寿紀さん(中)は、石井家に迎えられた当初、佐智子さん(左)が一時でも離れると泣いた。佐智子さんは半年以上、寿紀さんを抱いたまま食事の支度をしたという(撮影/後藤絵里)
寿紀さん(中)は、石井家に迎えられた当初、佐智子さん(左)が一時でも離れると泣いた。佐智子さんは半年以上、寿紀さんを抱いたまま食事の支度をしたという(撮影/後藤絵里)
寿紀さんが乳児院からもらったアルバム。交流を始めた頃の佐智子さんとの一枚も(撮影/後藤絵里)
寿紀さんが乳児院からもらったアルバム。交流を始めた頃の佐智子さんとの一枚も(撮影/後藤絵里)

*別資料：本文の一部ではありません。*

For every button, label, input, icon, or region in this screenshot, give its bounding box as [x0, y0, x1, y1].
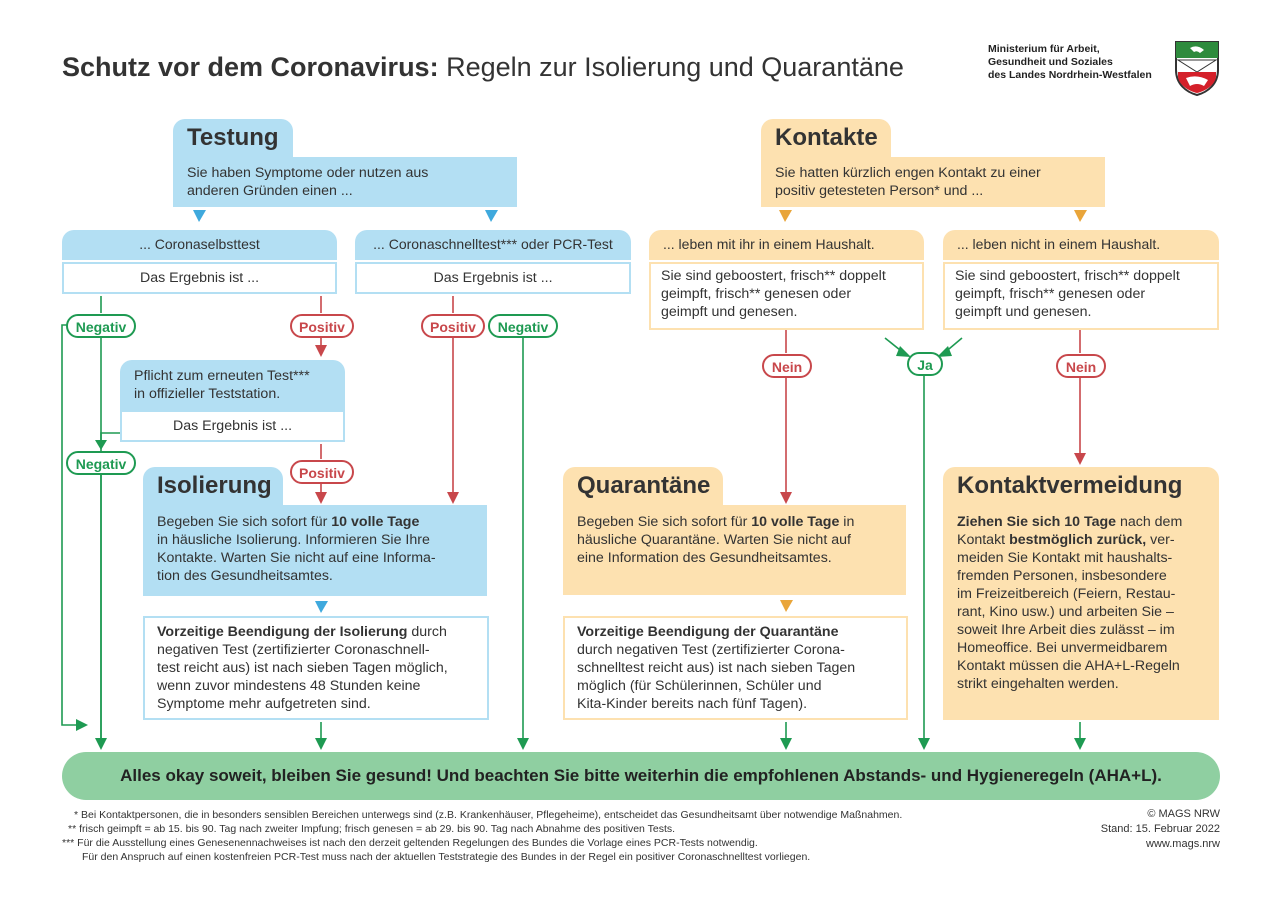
badge-negativ: Negativ: [66, 314, 136, 338]
final-message: Alles okay soweit, bleiben Sie gesund! Und beachten Sie bitte weiterhin die empfohlenen Abstands- und Hygieneregeln (AHA+L).: [62, 752, 1220, 800]
badge-nein: Nein: [1056, 354, 1106, 378]
footnote-3b: Für den Anspruch auf einen kostenfreien PCR-Test muss nach der aktuellen Teststrategie des Bundes in der Regel ein positiver Coronaschnelltest vorliegen.: [82, 851, 811, 863]
credit-copyright: © MAGS NRW: [1147, 808, 1220, 820]
retest-notice: Pflicht zum erneuten Test*** in offizieller Teststation.: [120, 360, 345, 410]
footnote-3: *** Für die Ausstellung eines Genesenennachweises ist nach den derzeit geltenden Regelungen des Bundes die Vorlage eines PCR-Tests notwendig.: [62, 837, 758, 849]
badge-negativ: Negativ: [488, 314, 558, 338]
household-boosted: Sie sind geboostert, frisch** doppelt geimpft, frisch** genesen oder geimpft und genesen.: [649, 262, 924, 330]
testung-heading: Testung: [173, 119, 293, 159]
no-household-label: ... leben nicht in einem Haushalt.: [943, 230, 1219, 260]
badge-positiv: Positiv: [290, 460, 354, 484]
badge-ja: Ja: [907, 352, 943, 376]
household-label: ... leben mit ihr in einem Haushalt.: [649, 230, 924, 260]
self-test-result: Das Ergebnis ist ...: [62, 262, 337, 294]
isolierung-end-box: Vorzeitige Beendigung der Isolierung durch negativen Test (zertifizierter Coronaschnell- test reicht aus) ist nach sieben Tagen möglich, wenn zuvor mindestens 48 Stunden keine Symptome mehr aufgetreten sind.: [143, 616, 489, 720]
badge-positiv: Positiv: [290, 314, 354, 338]
kontakte-heading: Kontakte: [761, 119, 891, 159]
badge-nein: Nein: [762, 354, 812, 378]
rapid-test-result: Das Ergebnis ist ...: [355, 262, 631, 294]
isolierung-text: Begeben Sie sich sofort für 10 volle Tage in häusliche Isolierung. Informieren Sie Ihre Kontakte. Warten Sie nicht auf eine Informa- tion des Gesundheitsamtes.: [143, 505, 487, 596]
rapid-test-label: ... Coronaschnelltest*** oder PCR-Test: [355, 230, 631, 260]
kontakte-intro: Sie hatten kürzlich engen Kontakt zu einer positiv getesteten Person* und ...: [761, 157, 1105, 207]
credit-website[interactable]: www.mags.nrw: [1146, 838, 1220, 850]
badge-positiv: Positiv: [421, 314, 485, 338]
page-title: Schutz vor dem Coronavirus: Regeln zur Isolierung und Quarantäne: [62, 52, 904, 82]
quarantaene-heading: Quarantäne: [563, 467, 723, 507]
self-test-label: ... Coronaselbsttest: [62, 230, 337, 260]
credit-date: Stand: 15. Februar 2022: [1100, 823, 1220, 835]
footnote-2: ** frisch geimpft = ab 15. bis 90. Tag nach zweiter Impfung; frisch genesen = ab 29. bis 90. Tag nach Abnahme des positiven Tests.: [68, 823, 676, 835]
quarantaene-end-box: Vorzeitige Beendigung der Quarantäne durch negativen Test (zertifizierter Corona- schnelltest reicht aus) ist nach sieben Tagen möglich (für Schülerinnen, Schüler und Kita-Kinder bereits nach fünf Tagen).: [563, 616, 908, 720]
kontaktvermeidung-text: Ziehen Sie sich 10 Tage nach dem Kontakt bestmöglich zurück, ver- meiden Sie Kontakt mit haushalts- fremden Personen, insbesondere im Freizeitbereich (Feiern, Restau- rant, Kino usw.) und arbeiten Sie – soweit Ihre Arbeit dies zulässt – im Homeoffice. Bei unvermeidbarem Kontakt müssen die AHA+L-Regeln strikt eingehalten werden.: [943, 505, 1219, 720]
ministry-name: Ministerium für Arbeit, Gesundheit und Soziales des Landes Nordrhein-Westfalen: [988, 43, 1152, 81]
footnote-1: * Bei Kontaktpersonen, die in besonders sensiblen Bereichen unterwegs sind (z.B. Krankenhäuser, Pflegeheime), entscheidet das Gesundheitsamt über notwendige Maßnahmen.: [74, 809, 903, 821]
testung-intro: Sie haben Symptome oder nutzen aus anderen Gründen einen ...: [173, 157, 517, 207]
quarantaene-text: Begeben Sie sich sofort für 10 volle Tage in häusliche Quarantäne. Warten Sie nicht auf eine Information des Gesundheitsamtes.: [563, 505, 906, 595]
no-household-boosted: Sie sind geboostert, frisch** doppelt geimpft, frisch** genesen oder geimpft und genesen.: [943, 262, 1219, 330]
kontaktvermeidung-heading: Kontaktvermeidung: [943, 467, 1219, 507]
isolierung-heading: Isolierung: [143, 467, 283, 507]
retest-result: Das Ergebnis ist ...: [120, 410, 345, 442]
badge-negativ: Negativ: [66, 451, 136, 475]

子どもの権利を初めて明記し、保護を必要とする子に「家庭と同様の環境での養育を」とうたう児童福祉法の改正案が国会に提出された。「施設大国」日本の風景は変わるのか。(朝日新聞記者・後藤絵里)

 埼玉県蕨市の石井敦さん(57)、佐智子さん(56)夫婦には9歳から20歳まで4人の息子がいる。毎年、兄弟が並ぶ年賀状を作るのが恒例行事だ。年ごとに整理された年賀状を見ながら、大学3年の長男、寿紀さん(20)が懐かしそうに言う。

「これは僕が中2、すぐ下の弟が小6の時。彼の背が急に伸びて僕を越したんだ」

 寿紀さんは1歳半で石井家に迎えられ、3歳で特別養子になった。2学年下の弟は夫婦の実子で親ゆずりの長身だ。三男は特別養子、四男は長期養育の里子。兄弟に血のつながりはないが、サッカーが共通の趣味。試合の日は家族で応援に行く。

「何かあったら、長男の僕が弟たちを守らなくちゃ」

 そんな寿紀さんも、石井家に来た当初は「とにかく泣いていた」(敦さん)。やがて佐智子さんが妊娠。夫婦は不妊治療もしたから、「寿紀が弟を連れてきた」と喜んだ。寿紀さんはお腹の大きい佐智子さんのスカートに潜り込み、「僕もお母さんのお腹に入りたい」と甘えた。

 小学校卒業前には反抗期もあった。高校では成績がふるわず、親子で学校に呼び出されたこともある。寿紀さんは言う。

「両親には叱られもしたし、ほめられもした。進路に迷った時は背中を押してくれた。僕にとって家族は、僕の全部を受け止めてくれる特別な場所」

 特別養子縁組は生みの親が育てられない子どもと血縁関係のない夫婦が、行政や民間の仲介で出会い裁判で法的に親子となる制度だ。海外では家庭に恵まれない子の養護政策として一般的だが、日本では相続などを目的とした大人のための養子縁組のほうが圧倒的に多い。日本に保護を必要とする子は4万人以上いるが、特別養子縁組の成立は年に500件程度。人口が日本の約半分の英国の10分の1だ。

●8割以上が施設 海外と対照的

 法的な親子にならずに家庭で育てる里親制度もある。生みの親が病気や貧困で一時的に育てられない、6歳未満が対象の特別養子縁組ができないなどの場合、子どもに家庭で育つ機会を与える手段だが、全国の里親委託率は平均15%程度。自治体で取り組みの差は大きく、委託率が5割近い県や市もあれば、数%のところもある。